Unless you are a self-confessed political nerd, Greg Sorbara’s recent book is hardly a ground-breaking read. While this book is not salacious or filled with never-before-told secrets kept in Queen’s Park from a man who has probably seen it all, it does provide us with a window into how government has run since the mid-1980s.
Anyone who takes the time and effort to write an autobiography is deeply concerned with his legacy. Sorbara is no different. He was accused of conflict of interest and was forced to leave cabinet until he was finally exonerated. His primary goal, it would appear, was to demonstrate that his long years in office were not lost. He makes a good case for good governance during his time in power.

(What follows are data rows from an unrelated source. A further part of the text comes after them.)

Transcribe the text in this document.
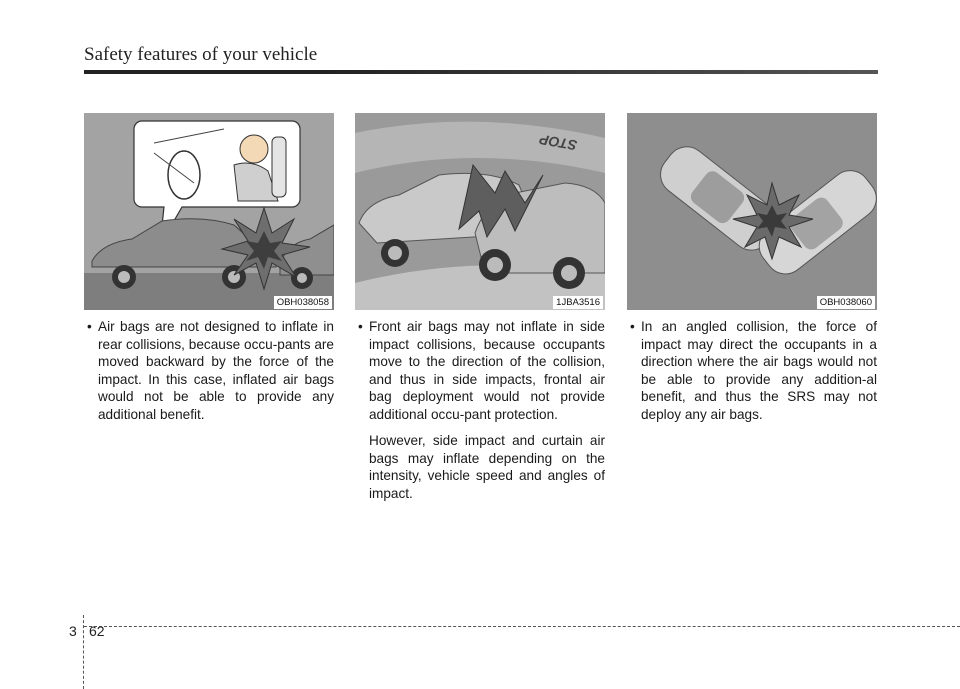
Safety features of your vehicle
OBH038058
• Air bags are not designed to inflate in rear collisions, because occu-pants are moved backward by the force of the impact. In this case, inflated air bags would not be able to provide any additional benefit.
STOP
1JBA3516
• Front air bags may not inflate in side impact collisions, because occupants move to the direction of the collision, and thus in side impacts, frontal air bag deployment would not provide additional occu-pant protection.
However, side impact and curtain air bags may inflate depending on the intensity, vehicle speed and angles of impact.
OBH038060
• In an angled collision, the force of impact may direct the occupants in a direction where the air bags would not be able to provide any addition-al benefit, and thus the SRS may not deploy any air bags.
3 62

The question worthy of asking is what can we learn from a man who has dedicated much of his life to provincial politics? Sorbara’s narrative follows the usual trajectory of a politician who gets involved out of idealism and then finds himself in a position of power and influence. His lesson for us as public educators? If you want to win or achieve anything in the political arena, you must commit to the long game and you must be pragmatic. You must make many political allies and be prepared to make sacrifices. Sorbara is particularly proud of his work to extend the subway to York University, the effort and time it took to make this dream a reality and all the political connections and sacrifice it took to achieve this.
In the last chapter of the book, he does set out what he believes should be the work of future governments. As a Catholic and a member of the government that extended full funding to the separate school system in the 1980s, he is surprisingly now calling for one public system. Really it should not be a surprise, because it reflects his pragmatic approach to managing costs and providing excellent programs.
If, as public educators, we are to learn from Sorbara’s life in politics we must balance our idealism with the pragmatic realities presented today. Can we revolutionize how public education is organized in this province?